Ex3: Waste Categories

Safety Policy & Procedure Manual
Section 000: Introductory Material
Revised: 10/01/2001

Chemical Waste

Hazardous chemical wastes are disposed through a hazardous waste disposal program managed by EH&S.  The designation "hazardous" refers to chemicals or materials that are corrosive, flammable, reactive (including explosive), or toxic.  The regulatory definition of hazardous waste, in a broad interpretation, includes the majority of known chemicals when they are to be discarded.

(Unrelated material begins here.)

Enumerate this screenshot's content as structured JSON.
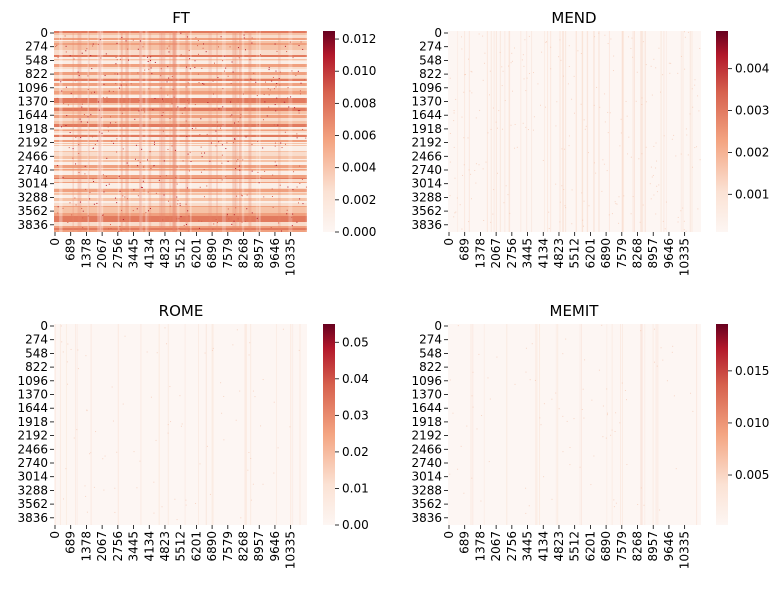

The hazardous waste disposal program is managed in accordance with the regulations of the Oregon Department of Environmental Quality (DEQ) and the U.S. Environmental Protection Agency (EPA).  These regulations dictate specific methods for disposal of the different types of hazardous chemical waste.  Therefore, EH&S has specific guidelines that must be followed regarding packaging, labeling, and disposal of hazardous waste.  EH&S has developed guidelines for recycling and waste minimization since generators may be charged for the costs associated with waste disposal.

Radioactive Waste

The Radioactive Waste Disposal Program is managed by RS.  Radioactive waste disposal should be carried out in accordance with the guidelines established by the Radiation Safety Committee as described in the Radiation Safety Manual.

Biohazardous Waste

Biohazard or biological hazard means those infectious agents presenting a risk of death, injury or illness to individuals who handle them.  Any waste materials that contain such agents must be autoclaved or chemically sterilized prior to disposal into the normal trash.  A control, such as sterilizer indicator tape, must be employed to assure the efficacy of treatment.  Other hazards, such as toxicity or radioactivity, should not be ignored when disposing of sterilized materials.  If sterilization is not practical, then biohazardous material must be incinerated in a DEQ-permitted infectious waste incinerator.  Contact EH&S for additional information.

Sharp Materials

Materials that are sharp, including needles, broken glass, and razor blades, provide a danger both to the initial users and to subsequent personnel who may handle them.  In addition to causing physical damage, such materials, when contaminated, can provide an entry route into the body for toxic or infectious substances.  A sharp material should be enclosed in a rigid container that the material cannot penetrate.  Contact EH&S for approved Sharps containers and disposal of sharp material.  Materials meeting the regulatory definition of "sharps"; (i.e., needles, syringes with or without needles, lancets).